I'm trying out wine on linux ubuntu. It seems like everything is ok untill I start a race. It shows the silhouette of the car fom above and thats it. Its kind strange.
A fresh install of XP is likely to have a bigger impact if it has worked nicely before.
No matter how good WINE is, I think it's still an additional layer of translation that Windows doesn't have to do. And graphics drivers are more optimised and refined on Windows than on Linux.
I would like to do that but my funds are limited. I got and computer from a garage sale and had to use linuix to reset the windows pasword, started playing around with it and thought I would give it a try.
As LFS a single threaded application one thing is tied with the other.
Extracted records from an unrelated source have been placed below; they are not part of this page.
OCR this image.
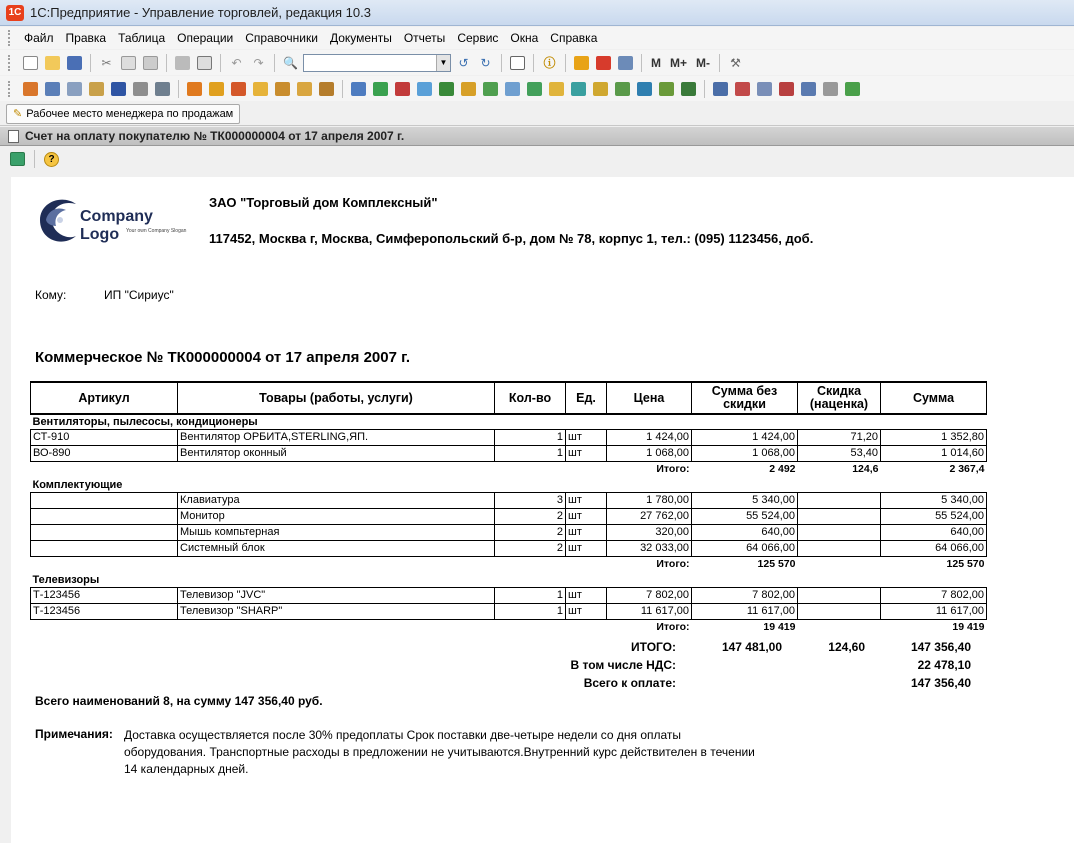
1С 1С:Предприятие - Управление торговлей, редакция 10.3
Файл	Правка	Таблица	Операции	Справочники	Документы	Отчеты	Сервис	Окна	Справка
✂	↶ ↷	🔍	▼ ↺ ↻	ⓘ	M M+ M-	⚒
✎ Рабочее место менеджера по продажам
Счет на оплату покупателю № ТК000000004 от 17 апреля 2007 г.
?
Company Logo	Your own Company Slogan
ЗАО "Торговый дом Комплексный"
117452, Москва г, Москва, Симферопольский б-р, дом № 78, корпус 1, тел.: (095) 1123456, доб.
Кому:	ИП "Сириус"
Коммерческое № ТК000000004 от 17 апреля 2007 г.
Артикул	Товары (работы, услуги)	Кол-во	Ед.	Цена	Сумма без скидки	Скидка (наценка)	Сумма
Вентиляторы, пылесосы, кондиционеры							
СТ-910	Вентилятор ОРБИТА,STERLING,ЯП.	1	шт	1 424,00	1 424,00	71,20	1 352,80
ВО-890	Вентилятор оконный	1	шт	1 068,00	1 068,00	53,40	1 014,60
				Итого:	2 492	124,6	2 367,4
Комплектующие							
	Клавиатура	3	шт	1 780,00	5 340,00		5 340,00
	Монитор	2	шт	27 762,00	55 524,00		55 524,00
	Мышь компьтерная	2	шт	320,00	640,00		640,00
	Системный блок	2	шт	32 033,00	64 066,00		64 066,00
				Итого:	125 570		125 570
Телевизоры							
Т-123456	Телевизор "JVC"	1	шт	7 802,00	7 802,00		7 802,00
Т-123456	Телевизор "SHARP"	1	шт	11 617,00	11 617,00		11 617,00
				Итого:	19 419		19 419
ИТОГО:	147 481,00	124,60	147 356,40
В том числе НДС:	22 478,10
Всего к оплате:	147 356,40
Всего наименований 8, на сумму 147 356,40 руб.
Примечания: Доставка осуществляется после 30% предоплаты Срок поставки две-четыре недели со дня оплаты оборудования. Транспортные расходы в предложении не учитываются.Внутренний курс действителен в течении 14 календарных дней.
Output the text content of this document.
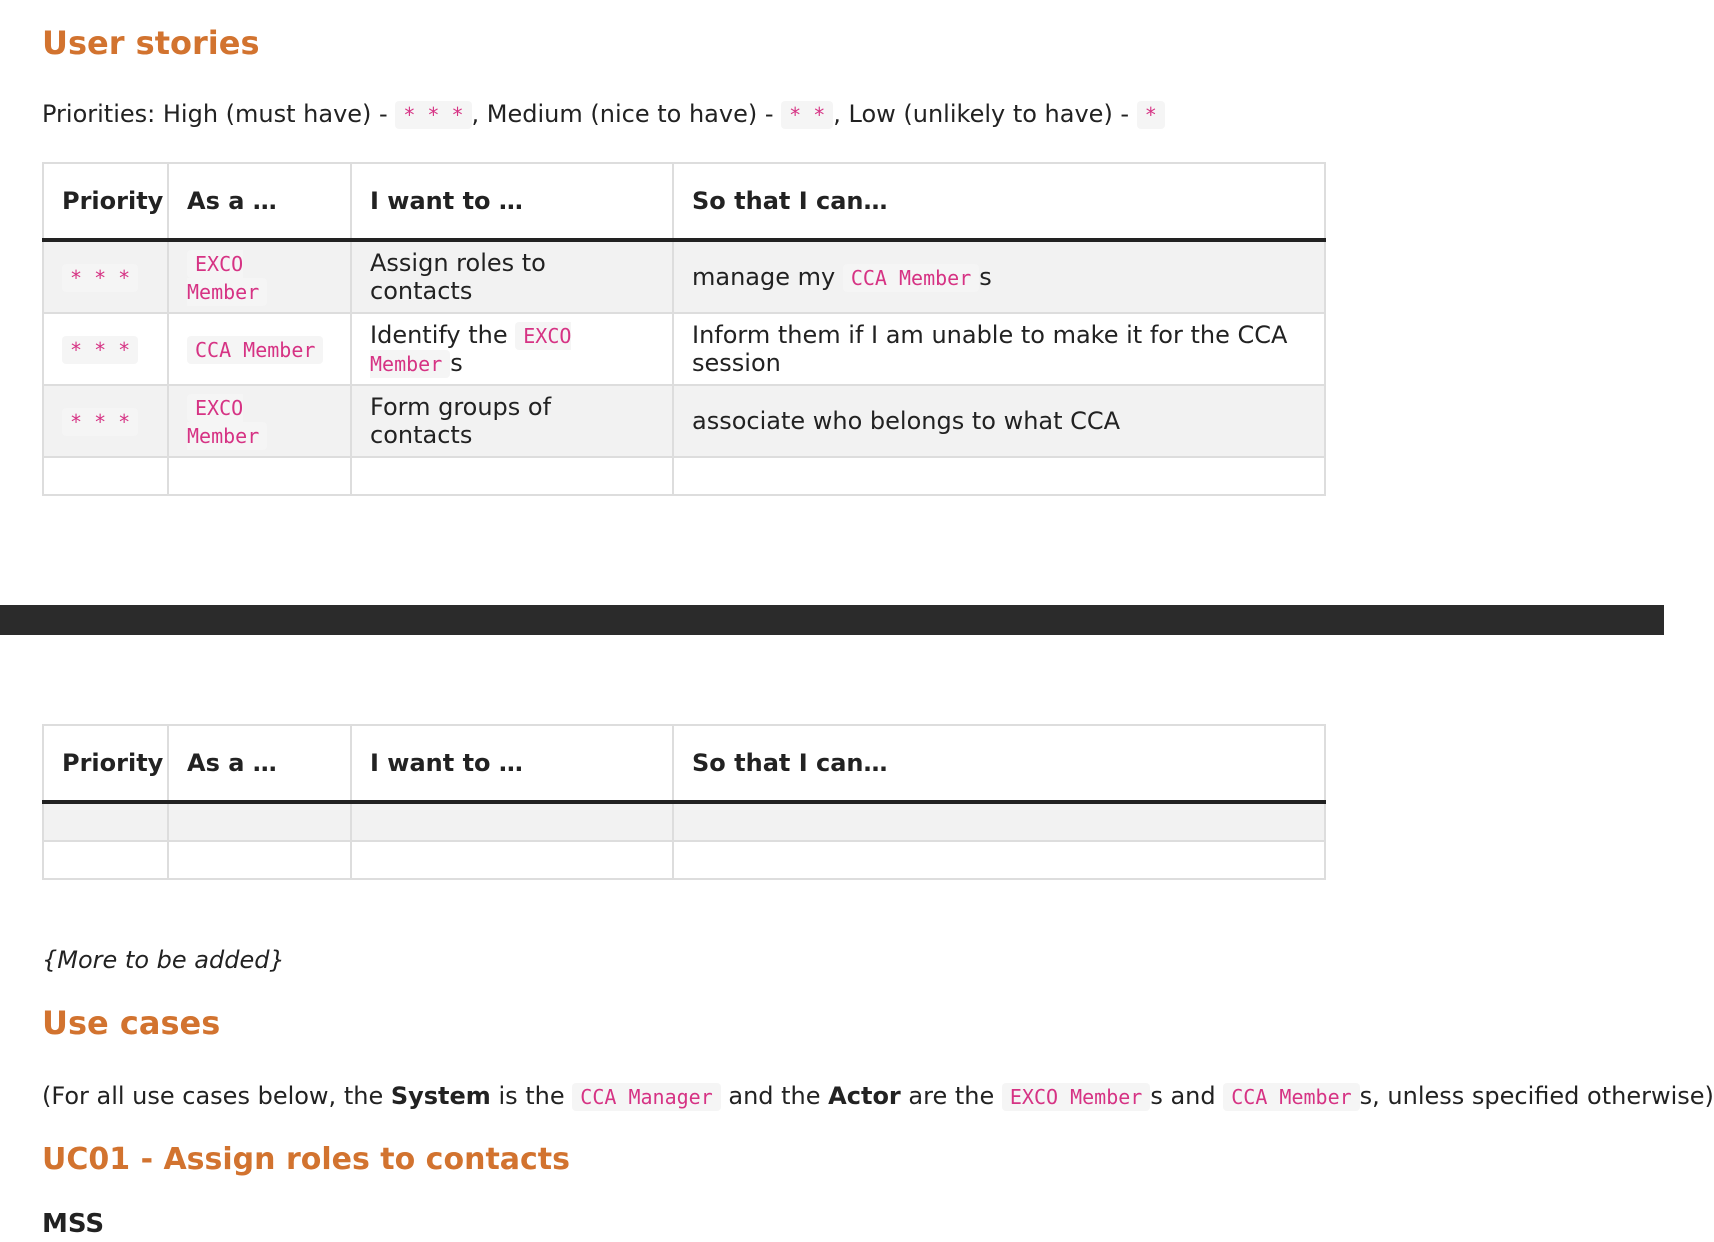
User stories

Priorities: High (must have) - * * * , Medium (nice to have) - * * , Low (unlikely to have) - *

Priority	As a …	I want to …	So that I can…
* * *	EXCO Member	Assign roles to contacts	manage my CCA Member s
* * *	CCA Member	Identify the EXCO Member s	Inform them if I am unable to make it for the CCA session
* * *	EXCO Member	Form groups of contacts	associate who belongs to what CCA

Priority	As a …	I want to …	So that I can…

{More to be added}

Use cases

(For all use cases below, the System is the CCA Manager and the Actor are the EXCO Member s and CCA Member s, unless specified otherwise)

UC01 - Assign roles to contacts

MSS
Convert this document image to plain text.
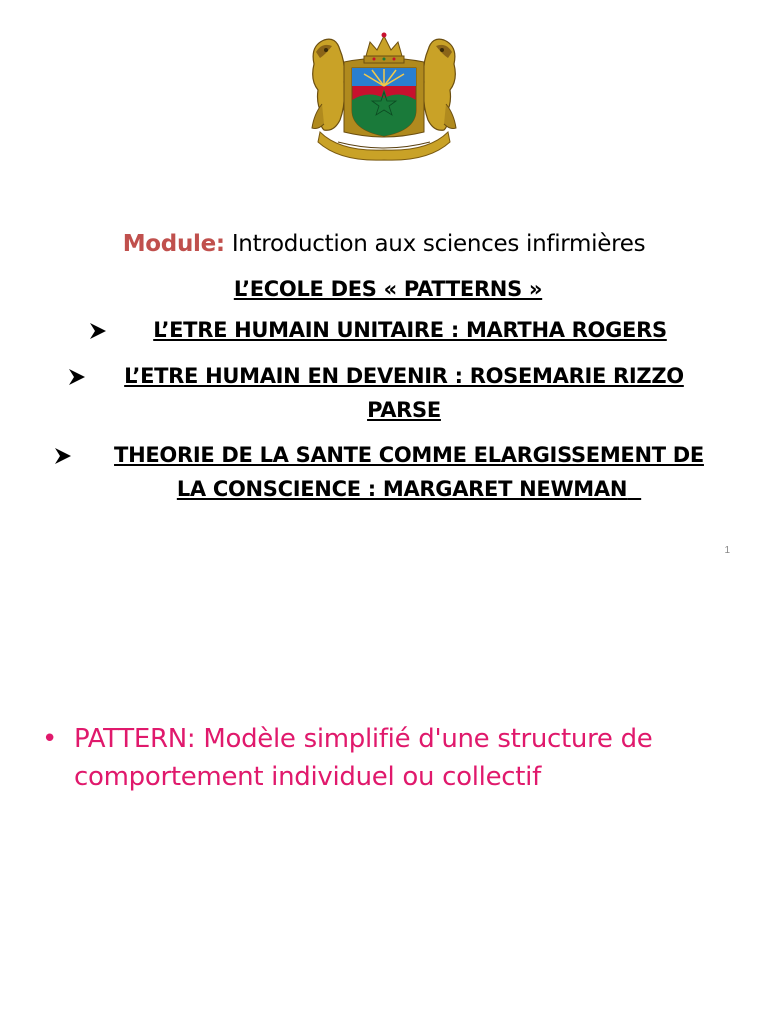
Module: Introduction aux sciences infirmières
L’ECOLE DES « PATTERNS »
L’ETRE HUMAIN UNITAIRE : MARTHA ROGERS
L’ETRE HUMAIN EN DEVENIR : ROSEMARIE RIZZO
PARSE
THEORIE DE LA SANTE COMME ELARGISSEMENT DE
LA CONSCIENCE : MARGARET NEWMAN
1
• PATTERN: Modèle simplifié d'une structure de comportement individuel ou collectif
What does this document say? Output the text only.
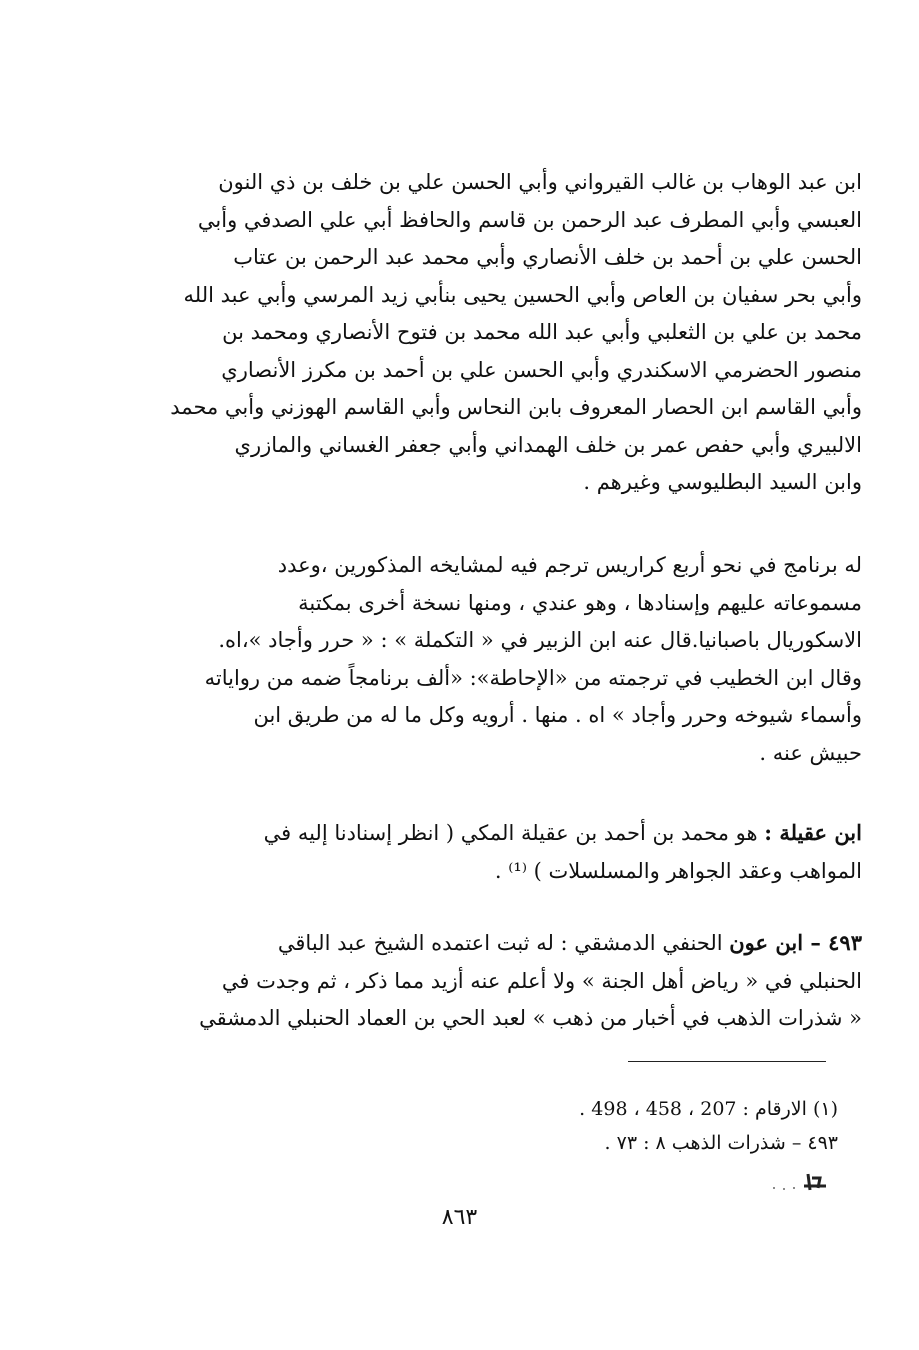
ابن عبد الوهاب بن غالب القيرواني وأبي الحسن علي بن خلف بن ذي النون
العبسي وأبي المطرف عبد الرحمن بن قاسم والحافظ أبي علي الصدفي وأبي
الحسن علي بن أحمد بن خلف الأنصاري وأبي محمد عبد الرحمن بن عتاب
وأبي بحر سفيان بن العاص وأبي الحسين يحيى بنأبي زيد المرسي وأبي عبد الله
محمد بن علي بن الثعلبي وأبي عبد الله محمد بن فتوح الأنصاري ومحمد بن
منصور الحضرمي الاسكندري وأبي الحسن علي بن أحمد بن مكرز الأنصاري
وأبي القاسم ابن الحصار المعروف بابن النحاس وأبي القاسم الهوزني وأبي محمد
الالبيري وأبي حفص عمر بن خلف الهمداني وأبي جعفر الغساني والمازري
وابن السيد البطليوسي وغيرهم .
له برنامج في نحو أربع كراريس ترجم فيه لمشايخه المذكورين ،وعدد
مسموعاته عليهم وإسنادها ، وهو عندي ، ومنها نسخة أخرى بمكتبة
الاسكوريال باصبانيا.قال عنه ابن الزبير في « التكملة » : « حرر وأجاد »،اه.
وقال ابن الخطيب في ترجمته من «الإحاطة»: «ألف برنامجاً ضمه من رواياته
وأسماء شيوخه وحرر وأجاد » اه . منها . أرويه وكل ما له من طريق ابن
حبيش عنه .
ابن عقيلة : هو محمد بن أحمد بن عقيلة المكي ( انظر إسنادنا إليه في
المواهب وعقد الجواهر والمسلسلات ) ⁽¹⁾ .
٤٩٣ – ابن عون الحنفي الدمشقي : له ثبت اعتمده الشيخ عبد الباقي
الحنبلي في « رياض أهل الجنة » ولا أعلم عنه أزيد مما ذكر ، ثم وجدت في
« شذرات الذهب في أخبار من ذهب » لعبد الحي بن العماد الحنبلي الدمشقي
(١) الارقام : 207 ، 458 ، 498 .
٤٩٣ – شذرات الذهب ٨ : ٧٣ .
٨٦٣
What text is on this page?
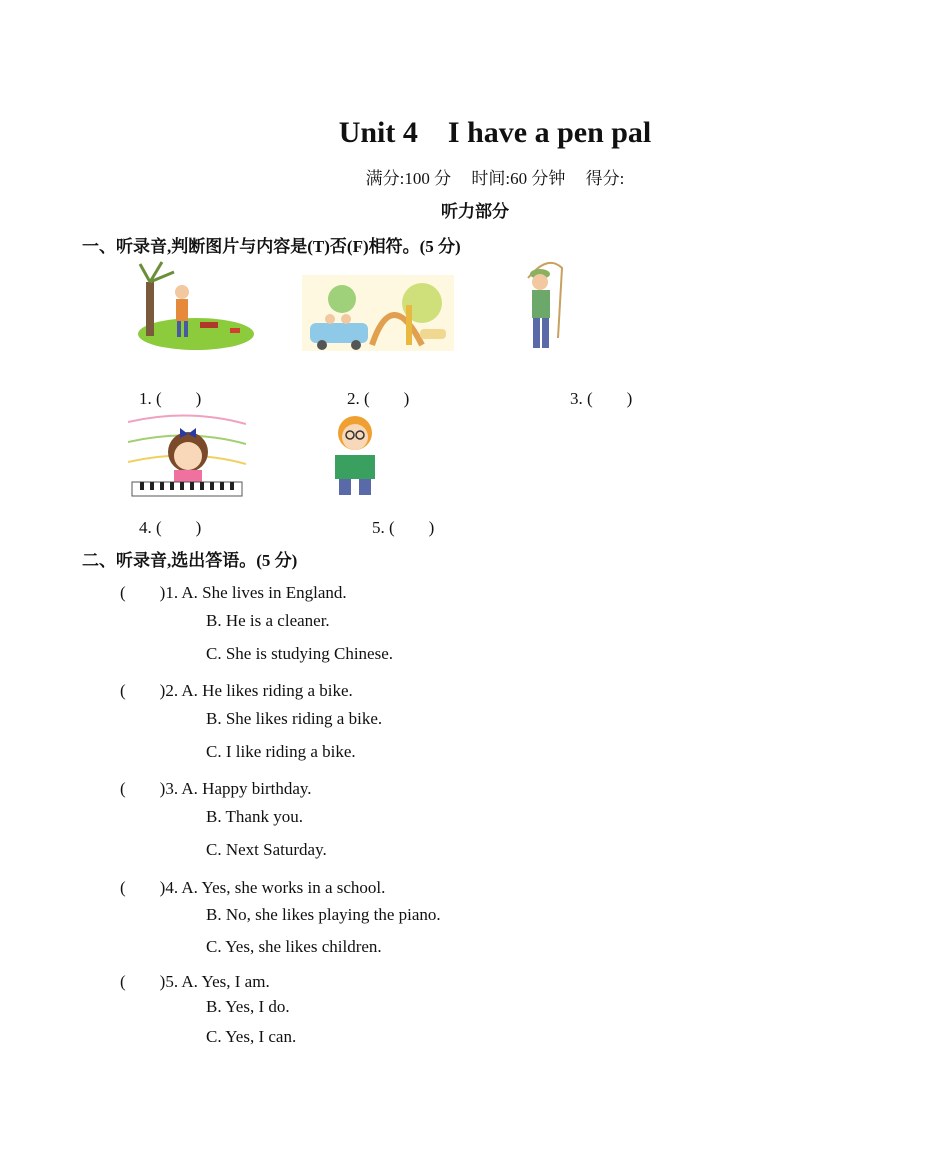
Unit 4 I have a pen pal
满分:100 分 时间:60 分钟 得分:
听力部分
一、听录音,判断图片与内容是(T)否(F)相符。(5 分)
1. (　　)	2. (　　)	3. (　　)
4. (　　)	5. (　　)
二、听录音,选出答语。(5 分)
(　　)1. A. She lives in England.
B. He is a cleaner.
C. She is studying Chinese.
(　　)2. A. He likes riding a bike.
B. She likes riding a bike.
C. I like riding a bike.
(　　)3. A. Happy birthday.
B. Thank you.
C. Next Saturday.
(　　)4. A. Yes, she works in a school.
B. No, she likes playing the piano.
C. Yes, she likes children.
(　　)5. A. Yes, I am.
B. Yes, I do.
C. Yes, I can.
Ideally you would want to reach 100 fps (as it runs at physics at 100 Hz). Anything lower and you are losing visual information, anything higher and you just get duplicated frames. That is why a fresh installation comes with V-Sync off and frame limited to 100 fps
Besides the visual side of things, dipping below 100 fps affects your inputs and force feedback feeling. Though this may only be a problem at 60 fps or below, as the difference above that is not that big.
Engine tick rate can exceed rendering frame rate even in a single threaded application. It can also obviously be completely independent in a single threaded application too.
Plenty of old shooters that calculated the speeds of things on CPU tickcount rather than render rate. Although in some, certain frame rates where everything lined up nicely could allow you to jump 1cm higher or something
What version of Ubuntu and WINE are you using? LFS hasn't needed any sort of hacks to run nicely in WINE for quite a while. If you're using an older version of Ubuntu, you might need to install a more up-to-date version of WINE from this PPA and install "wine-staging" package instead of "wine". That will give you the freshest version of WINE available.